October 10, 2023
BEIJING – Sultan Ahmed Al Jaber, president-designate of the upcoming United Nations COP28 climate conference, praised China for its leadership role in facilitating the world’s green transition and promoting renewable energy, and said he has received “overwhelming support” from the Chinese government.
Such support is crucial for making the summit a historic one with unprecedented results to be delivered, he said on Tuesday in Beijing during an exclusive interview with China Daily.
“China has always been an active participant in the COP process and a strategic partner of the UAE,” said Al Jaber, who is also the United Arab Emirates’ special envoy for climate change and its minister of industry and advanced technology.
He made the remarks during his two-day visit to Beijing, his second trip to China this year in the run-up to the 28th Conference of the Parties of the United Nations Framework Convention on Climate Change.
Commonly known as COP28, the global climate summit will take place from Nov 30 to Dec 12 in Dubai, a constituent emirate of the UAE.
Al Jaber said that fossil fuels will continue to be harnessed to ensure global energy security despite calls to end their use. However, countries — rich or poor — must fast-track an orderly transition from oil and gas to cleaner energy sources, ranging from solar and wind to hydrogen, in order to avoid climate disasters.

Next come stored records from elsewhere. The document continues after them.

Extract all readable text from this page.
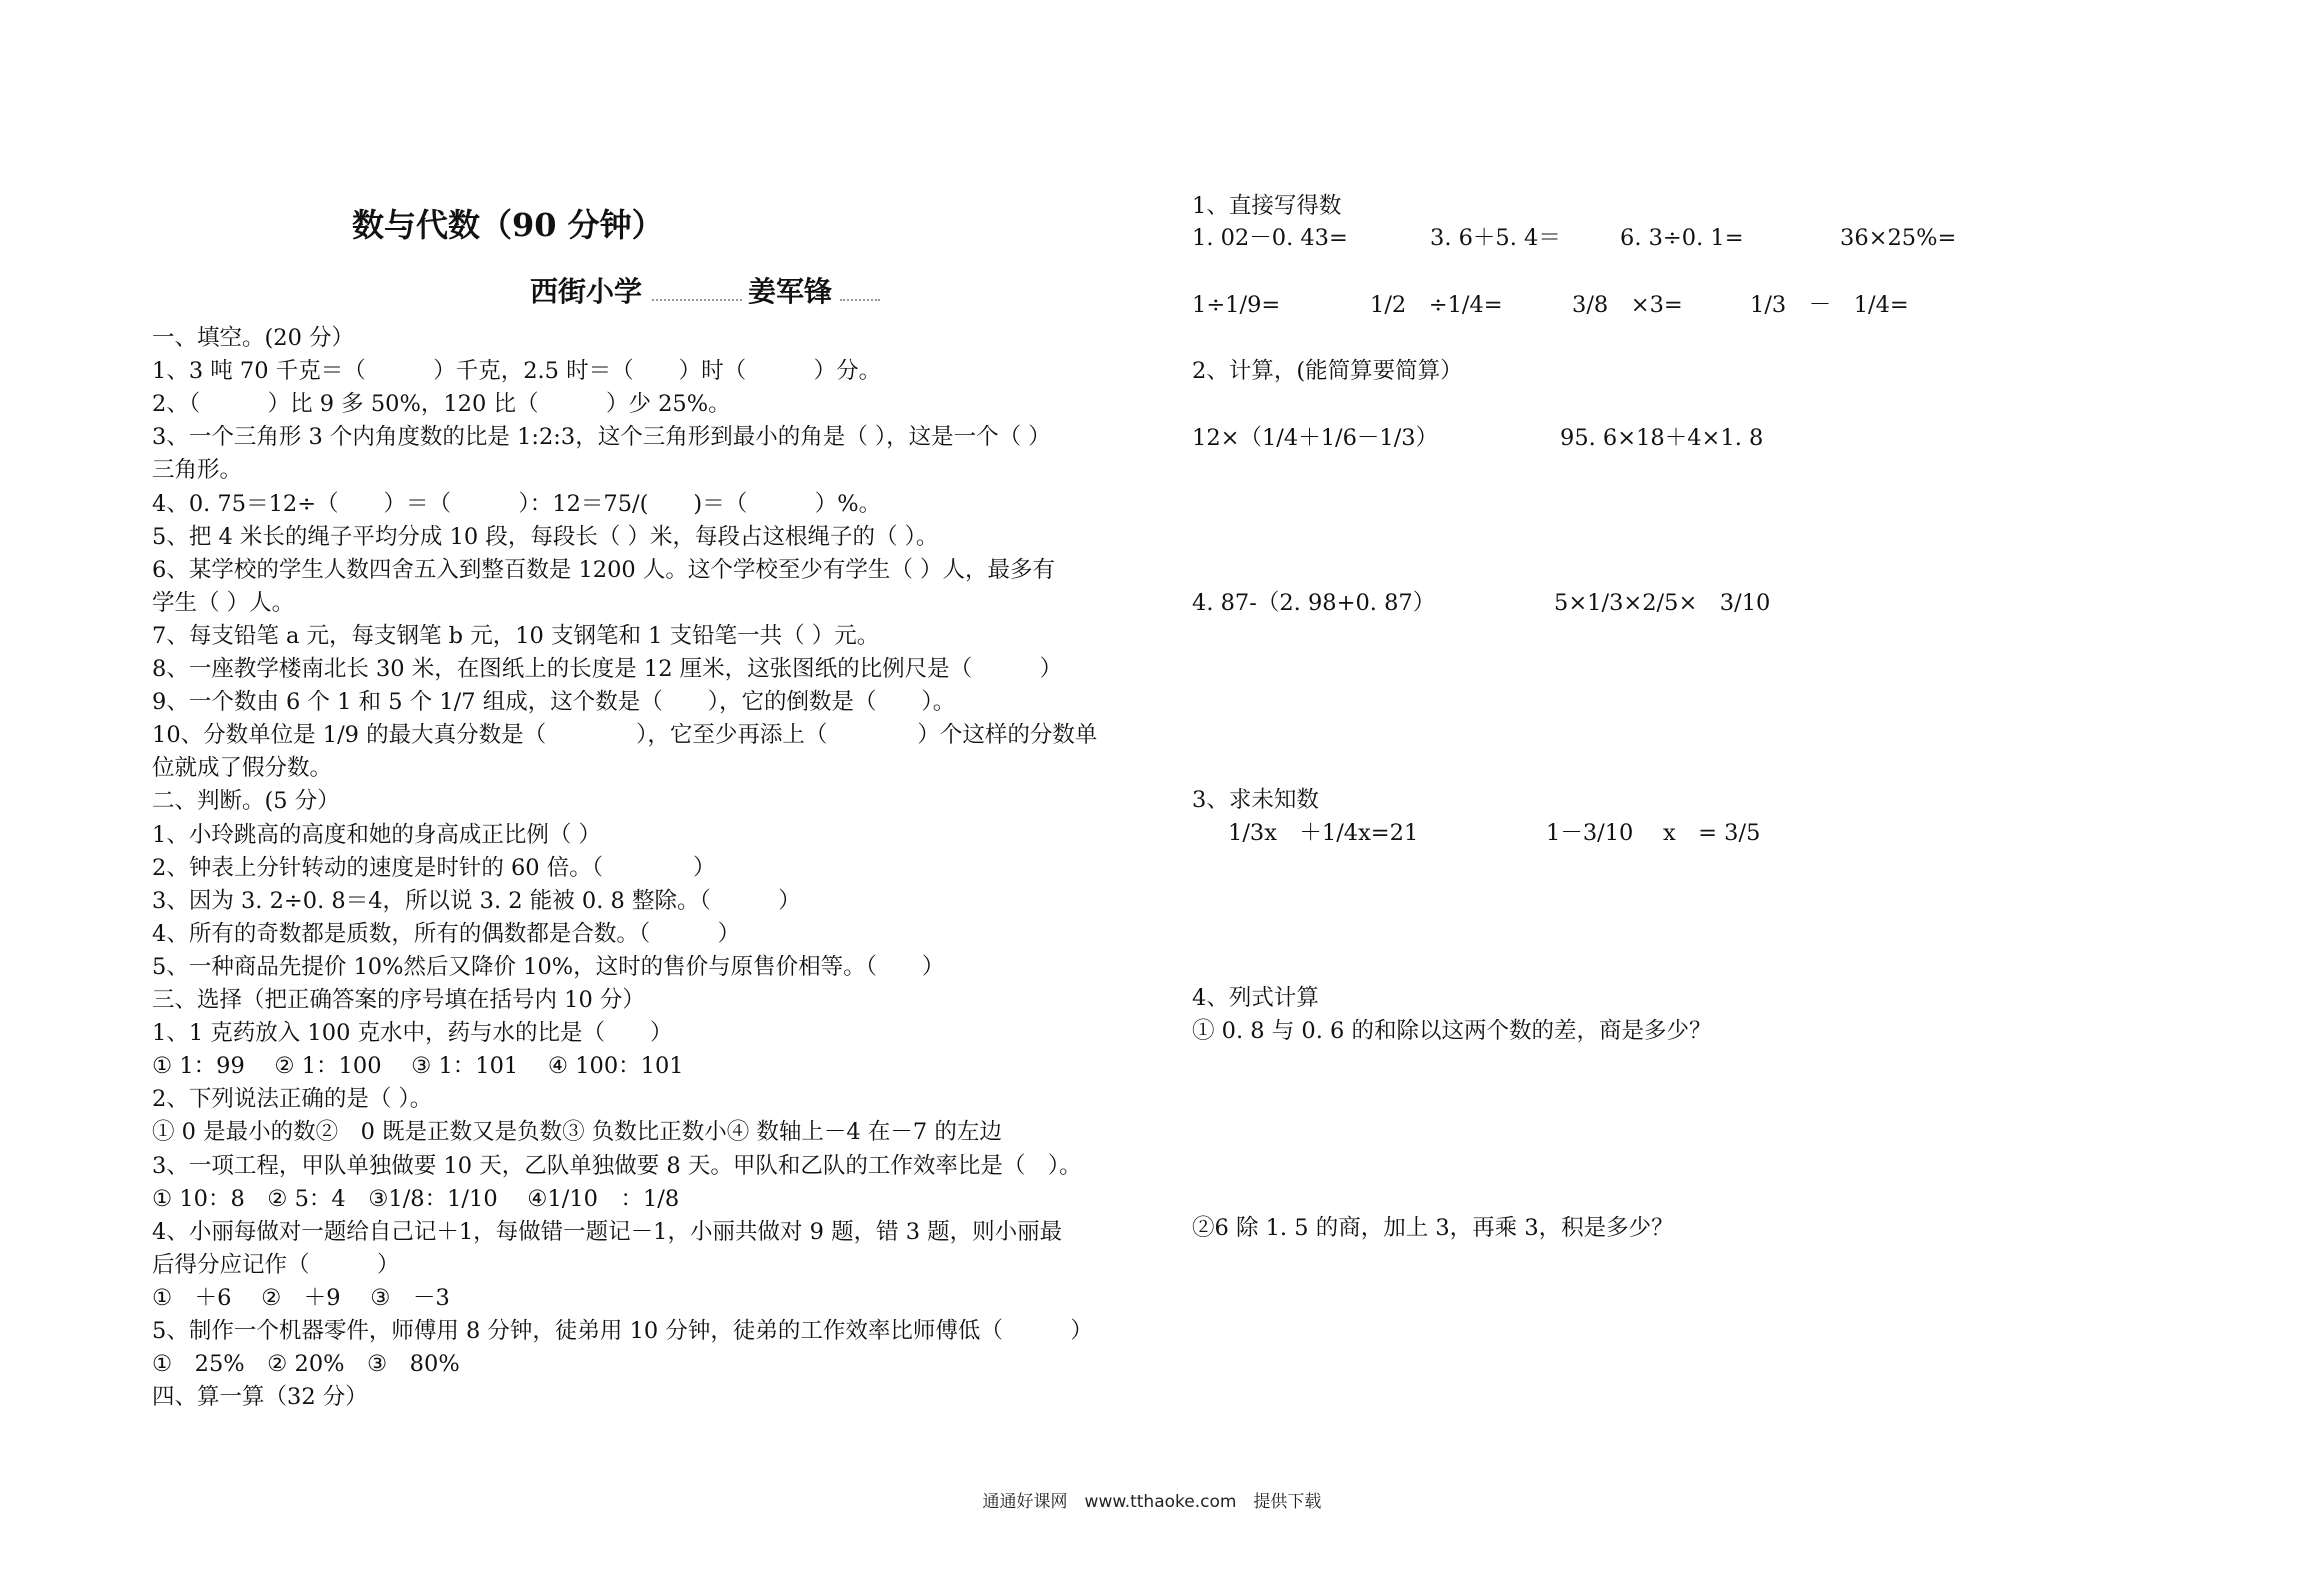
数与代数（90 分钟）
西街小学	姜军锋
一、填空。(20 分）
1、3 吨 70 千克＝（　　　）千克，2.5 时＝（　　）时（　　　）分。
2、（　　　）比 9 多 50%，120 比（　　　）少 25%。
3、一个三角形 3 个内角度数的比是 1:2:3，这个三角形到最小的角是（ ），这是一个（ ）
三角形。
4、0. 75＝12÷（　　）＝（　　　）：12＝75/(　　)＝（　　　）%。
5、把 4 米长的绳子平均分成 10 段，每段长（ ）米，每段占这根绳子的（ ）。
6、某学校的学生人数四舍五入到整百数是 1200 人。这个学校至少有学生（ ）人，最多有
学生（ ）人。
7、每支铅笔 a 元，每支钢笔 b 元，10 支钢笔和 1 支铅笔一共（ ）元。
8、一座教学楼南北长 30 米，在图纸上的长度是 12 厘米，这张图纸的比例尺是（　　　）
9、一个数由 6 个 1 和 5 个 1/7 组成，这个数是（　　），它的倒数是（　　）。
10、分数单位是 1/9 的最大真分数是（　　　　），它至少再添上（　　　　）个这样的分数单
位就成了假分数。
二、判断。(5 分）
1、小玲跳高的高度和她的身高成正比例（ ）
2、钟表上分针转动的速度是时针的 60 倍。（　　　　）
3、因为 3. 2÷0. 8＝4，所以说 3. 2 能被 0. 8 整除。（　　　）
4、所有的奇数都是质数，所有的偶数都是合数。（　　　）
5、一种商品先提价 10%然后又降价 10%，这时的售价与原售价相等。（　　）
三、选择（把正确答案的序号填在括号内 10 分）
1、1 克药放入 100 克水中，药与水的比是（　　）
① 1：99　 ② 1：100　 ③ 1：101　 ④ 100：101
2、下列说法正确的是（ ）。
① 0 是最小的数②　0 既是正数又是负数③ 负数比正数小④ 数轴上－4 在－7 的左边
3、一项工程，甲队单独做要 10 天，乙队单独做要 8 天。甲队和乙队的工作效率比是（　）。
① 10：8　② 5：4　③1/8：1/10　 ④1/10　：1/8
4、小丽每做对一题给自己记＋1，每做错一题记－1，小丽共做对 9 题，错 3 题，则小丽最
后得分应记作（　　　）
①　＋6　 ②　＋9　 ③　－3
5、制作一个机器零件，师傅用 8 分钟，徒弟用 10 分钟，徒弟的工作效率比师傅低（　　　）
①　25%　② 20%　③　80%
四、算一算（32 分）
1、直接写得数
1. 02－0. 43=	3. 6＋5. 4＝	6. 3÷0. 1=	36×25%=
1÷1/9=	1/2　÷1/4=	3/8　×3=	1/3　－　1/4=
2、计算，(能简算要简算）
12×（1/4＋1/6－1/3）	95. 6×18＋4×1. 8
4. 87-（2. 98+0. 87）	5×1/3×2/5×　3/10
3、求未知数
1/3x　＋1/4x=21	1－3/10　 x　= 3/5
4、列式计算
① 0. 8 与 0. 6 的和除以这两个数的差，商是多少？
②6 除 1. 5 的商，加上 3，再乘 3，积是多少？
通通好课网　www.tthaoke.com　提供下载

“The world cannot unplug from the current energy system before we build the new energy system. Instead, we want to continue to decarbonize the oil and gas sector,” he said, noting that fossil fuels cannot be eliminated even in the most progressive plan on reducing the world’s carbon footprint. “Oil and gas will continue to be needed to meet global energy requirements.”
Al Jaber cited the decarbonization drive targeting the conventional energy sector in the UAE — now an oil-producing country with the lowest carbon intensity — as an example to illustrate the more “pragmatic” and “results-driven “approach that he has advocated to ensure the success of the upcoming summit.
Over the past two decades, the UAE commercialized renewable energy and made its oil industry more climate-friendly through methods such as electrifying operations and adopting carbon capture and storage technologies, he said.
“I want solutions. I don’t want an alarmist approach. I want to strike a balance between passion and realism,” Al Jaber said, adding that the world needs to triple renewable energy supply and bolster efficiency in the conventional energy sector to achieve a “fair, just, equitable and responsible” transition to climate-friendly energy sources.
To make this transition viable, Al Jaber said the climate finance system must be revamped so that the Global South can deliver its emission-reduction objectives.
He said he is also counting on the developed countries to deliver a promise they made in 2009 to give their developing counterparts $100 billion a year to help fulfill green transition.
“The fact that finance has not been made available, accessible or affordable has delayed progress … and that’s why the Paris Agreement has not been implemented in the right earnest,” he said, referring to the agreement reached by world leaders in 2015 to keep global temperature increases below 1.5 C compared with preindustrial levels.
Earlier this month, the UNFCCC Secretariat released a report on the first global stocktake, which measures progress toward meeting the goals of the Paris Agreement.
The report said the window to implement existing pledges and limit warming to 1.5 C above preindustrial levels is narrowing rapidly, and international public finance must be strategically deployed to avoid climate disasters.
Unfortunately, there has not been much progress in this regard, Al Jaber said. “We are way off track.”
He said he wished to restore confidence at COP28, and use the event as a vehicle to turn rhetoric into actions and workable timelines, in the hope of successfully reducing 22 gigatons of greenhouse gas emissions by 2030.
This is his “north star” and the baseline requirement to keep the warming target within reach, Al Jaber said. “We should no longer be pointing fingers at anybody thinking they are the problem. Our enemy is emission,” he added.